TIACam: Text-Anchored Invariant Feature Learning with Auto-Augmentation for Camera-Robust Zero-Watermarking

TL;DR

TIACam is presented, a text-anchored invariant feature learning framework with auto-augmentation for camera-robust zero-watermarking, establishing a principled bridge between multimodal invariance learning and physically robust zero-watermarking.

Abstract

Camera recapture introduces complex optical degradations, such as perspective warping, illumination shifts, and Moiré interference, that remain challenging for deep watermarking systems. We present TIACam, a text-anchored invariant feature learning framework with auto-augmentation for camera-robust zero-watermarking. The method integrates three key innovations: (1) a learnable auto-augmentor that discovers camera-like distortions through differentiable geometric, photometric, and Moiré operators; (2) a text-anchored invariant feature learner that enforces semantic consistency via cross-modal adversarial alignment between image and text; and (3) a zero-watermarking head that binds binary messages in the invariant feature space without modifying image pixels. This unified formulation jointly optimizes invariance, semantic alignment, and watermark recoverability. Extensive experiments on both synthetic and real-world camera captures demonstrate that TIACam achieves state-of-the-art feature stability and watermark extraction accuracy, establishing a principled bridge between multimodal invariance learning and physically robust zero-watermarking.

Figures (11)

• Figure 1: Concept of the proposed TIACam.
• Figure 1: Example of Visual Gnome Training Data used in TIACam.
• Figure 2: Overview of the proposed TIACam. Given an input image $x$ and its positive anchor caption $T$ with a negative caption $\tilde{T}$, a distorted image $\hat{x} = \mathcal{T}_{\text{aug}}(x)$ is generated using the learned auto-augmentor $\mathcal{T}_{\text{aug}}(\cdot)$. All inputs are encoded by the CLIP encoders to obtain 768-D features, which are refined by the invariant feature extractor $f_{\theta}(\cdot)$ into 1024-D invariant representations. Paired samples $(f_{\theta}(x), g_{\tau}(T))$, $(f_{\theta}(\hat{x}), g_{\tau}(T))$, and $(f_{\theta}(\hat{x}), g_{\tau}(\tilde{T}))$ are used to train a discriminator $D_{\psi}(\cdot)$ that distinguishes real from fake associations, while $f_{\theta}$ is adversarially optimized both against $D_{\psi}$ for semantic alignment and against $\mathcal{T}_{\text{aug}}$ for robustness.

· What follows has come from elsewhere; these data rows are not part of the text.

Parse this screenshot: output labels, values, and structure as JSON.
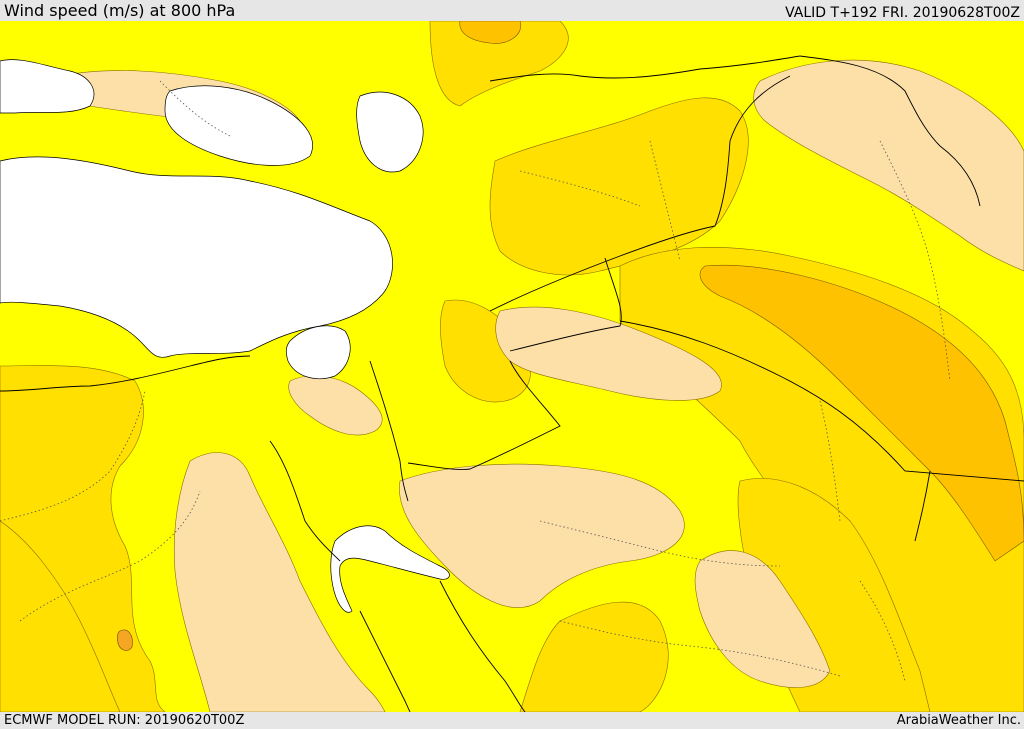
{
  "header": {
    "title": "Wind speed (m/s) at 800 hPa",
    "valid": "VALID T+192 FRI. 20190628T00Z"
  },
  "footer": {
    "model_run": "ECMWF MODEL RUN: 20190620T00Z",
    "credit": "ArabiaWeather Inc."
  },
  "map": {
    "colors": {
      "background_band": "#ffff00",
      "light_band": "#fde0a8",
      "mid_band": "#ffe000",
      "strong_band": "#ffc200",
      "peak_band": "#f5a623",
      "no_data": "#ffffff",
      "border": "#000000"
    }
  }
}
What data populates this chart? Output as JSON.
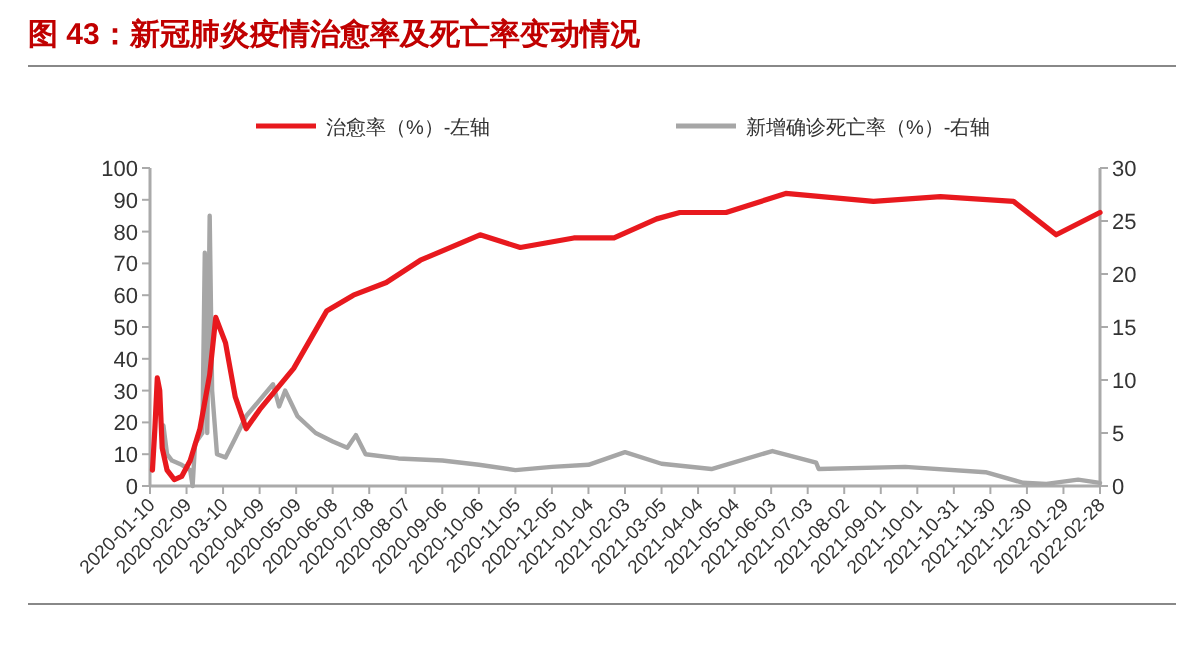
{
  "chart_data": {
    "type": "line",
    "title": "图 43：新冠肺炎疫情治愈率及死亡率变动情况",
    "legend": "top",
    "grid": false,
    "xlim": [
      "2020-01-10",
      "2022-02-28"
    ],
    "xticks": [
      "2020-01-10",
      "2020-02-09",
      "2020-03-10",
      "2020-04-09",
      "2020-05-09",
      "2020-06-08",
      "2020-07-08",
      "2020-08-07",
      "2020-09-06",
      "2020-10-06",
      "2020-11-05",
      "2020-12-05",
      "2021-01-04",
      "2021-02-03",
      "2021-03-05",
      "2021-04-04",
      "2021-05-04",
      "2021-06-03",
      "2021-07-03",
      "2021-08-02",
      "2021-09-01",
      "2021-10-01",
      "2021-10-31",
      "2021-11-30",
      "2021-12-30",
      "2022-01-29",
      "2022-02-28"
    ],
    "ylim": [
      0,
      100
    ],
    "yticks": [
      0,
      10,
      20,
      30,
      40,
      50,
      60,
      70,
      80,
      90,
      100
    ],
    "y2lim": [
      0,
      30
    ],
    "y2ticks": [
      0,
      5,
      10,
      15,
      20,
      25,
      30
    ],
    "series": [
      {
        "name": "治愈率（%）-左轴",
        "color": "#e8191e",
        "x": [
          "2020-01-12",
          "2020-01-14",
          "2020-01-16",
          "2020-01-18",
          "2020-01-20",
          "2020-01-24",
          "2020-01-30",
          "2020-02-05",
          "2020-02-12",
          "2020-02-20",
          "2020-02-28",
          "2020-03-04",
          "2020-03-12",
          "2020-03-20",
          "2020-03-29",
          "2020-04-09",
          "2020-05-07",
          "2020-06-03",
          "2020-06-25",
          "2020-07-22",
          "2020-08-19",
          "2020-10-07",
          "2020-11-09",
          "2020-12-23",
          "2021-01-25",
          "2021-03-01",
          "2021-03-20",
          "2021-04-27",
          "2021-06-15",
          "2021-08-26",
          "2021-10-20",
          "2021-12-19",
          "2022-01-23",
          "2022-02-28"
        ],
        "values": [
          5,
          18,
          34,
          30,
          12,
          5,
          2,
          3,
          8,
          18,
          35,
          53,
          45,
          28,
          18,
          24,
          37,
          55,
          60,
          64,
          71,
          79,
          75,
          78,
          78,
          84,
          86,
          86,
          92,
          89.5,
          91,
          89.5,
          79,
          86
        ]
      },
      {
        "name": "新增确诊死亡率（%）-右轴",
        "color": "#a6a6a6",
        "axis": "y2",
        "x": [
          "2020-01-21",
          "2020-01-24",
          "2020-01-28",
          "2020-02-05",
          "2020-02-12",
          "2020-02-14",
          "2020-02-16",
          "2020-02-22",
          "2020-02-24",
          "2020-02-26",
          "2020-02-28",
          "2020-03-01",
          "2020-03-05",
          "2020-03-12",
          "2020-03-20",
          "2020-03-29",
          "2020-04-09",
          "2020-04-20",
          "2020-04-25",
          "2020-04-30",
          "2020-05-10",
          "2020-05-25",
          "2020-06-08",
          "2020-06-20",
          "2020-06-27",
          "2020-07-05",
          "2020-08-01",
          "2020-09-06",
          "2020-10-06",
          "2020-11-05",
          "2020-12-05",
          "2021-01-04",
          "2021-02-03",
          "2021-03-05",
          "2021-04-15",
          "2021-06-04",
          "2021-07-10",
          "2021-07-12",
          "2021-09-21",
          "2021-11-26",
          "2021-12-27",
          "2022-01-15",
          "2022-02-10",
          "2022-02-28"
        ],
        "values": [
          5.7,
          3,
          2.4,
          2,
          1.5,
          0,
          4,
          5,
          22,
          5,
          25.5,
          9,
          3,
          2.7,
          4.5,
          6.6,
          8.1,
          9.6,
          7.5,
          9,
          6.6,
          5,
          4.2,
          3.6,
          4.8,
          3,
          2.6,
          2.4,
          2,
          1.5,
          1.8,
          2,
          3.2,
          2.1,
          1.6,
          3.3,
          2.2,
          1.6,
          1.8,
          1.3,
          0.3,
          0.2,
          0.6,
          0.3
        ]
      }
    ]
  }
}
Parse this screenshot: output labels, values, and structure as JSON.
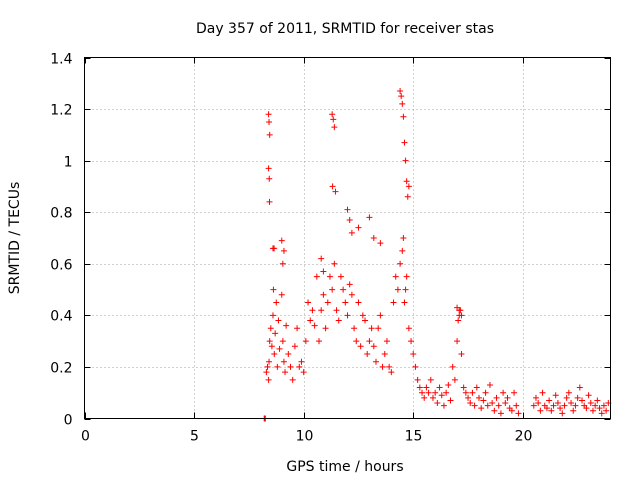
{
  "chart_data": {
    "type": "scatter",
    "title": "Day 357 of 2011, SRMTID for receiver stas",
    "xlabel": "GPS time / hours",
    "ylabel": "SRMTID / TECUs",
    "xlim": [
      0,
      24
    ],
    "ylim": [
      0,
      1.4
    ],
    "xticks": [
      0,
      5,
      10,
      15,
      20
    ],
    "xtick_labels": [
      "0",
      "5",
      "10",
      "15",
      "20"
    ],
    "yticks": [
      0,
      0.2,
      0.4,
      0.6,
      0.8,
      1.0,
      1.2,
      1.4
    ],
    "ytick_labels": [
      "0",
      "0.2",
      "0.4",
      "0.6",
      "0.8",
      "1",
      "1.2",
      "1.4"
    ],
    "grid": true,
    "marker": "plus",
    "color": "#ff0000",
    "series": [
      {
        "name": "SRMTID",
        "x": [
          8.2,
          8.22,
          8.25,
          8.3,
          8.35,
          8.4,
          8.42,
          8.45,
          8.5,
          8.55,
          8.6,
          8.62,
          8.66,
          8.7,
          8.75,
          8.8,
          8.85,
          8.9,
          9.0,
          9.05,
          9.1,
          9.15,
          9.2,
          9.3,
          9.4,
          9.5,
          9.6,
          9.7,
          9.8,
          9.9,
          10.0,
          10.1,
          10.2,
          10.3,
          10.4,
          10.5,
          10.6,
          10.7,
          10.8,
          10.9,
          11.0,
          11.1,
          11.2,
          11.3,
          11.4,
          11.5,
          11.6,
          11.7,
          11.8,
          11.9,
          12.0,
          12.1,
          12.2,
          12.3,
          12.4,
          12.5,
          12.6,
          12.7,
          12.8,
          12.9,
          13.0,
          13.1,
          13.2,
          13.3,
          13.4,
          13.5,
          13.6,
          13.7,
          13.8,
          13.9,
          14.0,
          14.1,
          14.2,
          14.3,
          14.4,
          14.5,
          14.55,
          14.6,
          14.65,
          14.7,
          14.8,
          14.9,
          15.0,
          15.1,
          15.2,
          15.3,
          15.4,
          15.5,
          15.6,
          15.7,
          15.8,
          15.9,
          16.0,
          16.1,
          16.2,
          16.3,
          16.4,
          16.5,
          16.6,
          16.7,
          16.8,
          16.9,
          17.0,
          17.05,
          17.1,
          17.15,
          17.2,
          17.3,
          17.4,
          17.5,
          17.6,
          17.7,
          17.8,
          17.9,
          18.0,
          18.1,
          18.2,
          18.3,
          18.4,
          18.5,
          18.6,
          18.7,
          18.8,
          18.9,
          19.0,
          19.1,
          19.2,
          19.3,
          19.4,
          19.5,
          19.6,
          19.7,
          19.8,
          20.5,
          20.6,
          20.7,
          20.8,
          20.9,
          21.0,
          21.1,
          21.2,
          21.3,
          21.4,
          21.5,
          21.6,
          21.7,
          21.8,
          21.9,
          22.0,
          22.1,
          22.2,
          22.3,
          22.4,
          22.5,
          22.6,
          22.7,
          22.8,
          22.9,
          23.0,
          23.1,
          23.2,
          23.3,
          23.4,
          23.5,
          23.6,
          23.7,
          23.8,
          23.9,
          8.4,
          8.42,
          8.45,
          8.4,
          8.43,
          8.44,
          8.6,
          8.65,
          9.0,
          9.1,
          9.05,
          10.8,
          10.9,
          11.3,
          11.35,
          11.4,
          11.32,
          11.45,
          12.0,
          12.1,
          12.2,
          12.5,
          13.0,
          13.2,
          13.5,
          14.4,
          14.45,
          14.5,
          14.55,
          14.6,
          14.65,
          14.7,
          14.8,
          14.75,
          17.0,
          17.1,
          17.2
        ],
        "y": [
          0.0,
          0.0,
          0.0,
          0.18,
          0.2,
          0.15,
          0.22,
          0.3,
          0.35,
          0.28,
          0.4,
          0.5,
          0.25,
          0.33,
          0.45,
          0.2,
          0.38,
          0.27,
          0.48,
          0.3,
          0.22,
          0.18,
          0.36,
          0.25,
          0.2,
          0.15,
          0.28,
          0.35,
          0.2,
          0.22,
          0.18,
          0.3,
          0.45,
          0.38,
          0.42,
          0.36,
          0.55,
          0.3,
          0.42,
          0.48,
          0.35,
          0.45,
          0.55,
          0.5,
          0.6,
          0.42,
          0.38,
          0.55,
          0.5,
          0.45,
          0.4,
          0.52,
          0.48,
          0.35,
          0.3,
          0.45,
          0.28,
          0.4,
          0.38,
          0.25,
          0.3,
          0.35,
          0.28,
          0.22,
          0.35,
          0.4,
          0.2,
          0.25,
          0.3,
          0.2,
          0.18,
          0.45,
          0.55,
          0.5,
          0.6,
          0.65,
          0.7,
          0.45,
          0.5,
          0.55,
          0.35,
          0.3,
          0.25,
          0.2,
          0.15,
          0.12,
          0.1,
          0.08,
          0.12,
          0.1,
          0.15,
          0.08,
          0.1,
          0.06,
          0.12,
          0.09,
          0.05,
          0.1,
          0.13,
          0.07,
          0.2,
          0.15,
          0.3,
          0.38,
          0.4,
          0.42,
          0.25,
          0.12,
          0.1,
          0.08,
          0.06,
          0.1,
          0.05,
          0.12,
          0.08,
          0.04,
          0.07,
          0.1,
          0.05,
          0.13,
          0.06,
          0.03,
          0.08,
          0.05,
          0.02,
          0.1,
          0.06,
          0.08,
          0.04,
          0.03,
          0.1,
          0.05,
          0.02,
          0.05,
          0.08,
          0.06,
          0.03,
          0.1,
          0.05,
          0.04,
          0.07,
          0.03,
          0.05,
          0.09,
          0.06,
          0.04,
          0.02,
          0.05,
          0.08,
          0.1,
          0.06,
          0.03,
          0.05,
          0.08,
          0.12,
          0.07,
          0.05,
          0.04,
          0.09,
          0.06,
          0.03,
          0.05,
          0.07,
          0.04,
          0.02,
          0.05,
          0.03,
          0.06,
          1.18,
          1.15,
          1.1,
          0.97,
          0.93,
          0.84,
          0.66,
          0.66,
          0.69,
          0.65,
          0.6,
          0.62,
          0.57,
          1.18,
          1.16,
          1.13,
          0.9,
          0.88,
          0.81,
          0.77,
          0.72,
          0.74,
          0.78,
          0.7,
          0.68,
          1.27,
          1.25,
          1.22,
          1.17,
          1.07,
          1.0,
          0.92,
          0.9,
          0.86,
          0.43,
          0.42,
          0.4
        ]
      }
    ]
  }
}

For zero-watermarking, the invariant feature $f_{\theta}(x)$ is projected onto reference codes $C$, and watermark bits are predicted as $\hat{W} = \sigma(f_{\theta}(x)^{\top} C)$ for reliable extraction.
• Figure 2: Example of Flickr training data used in TIACam. The first row shows the images, the second row contains the corresponding captions, and the third row presents paraphrased versions of those captions.
• Figure 3: From left to right: example image, its camera-distorted version, and an unrelated negative image.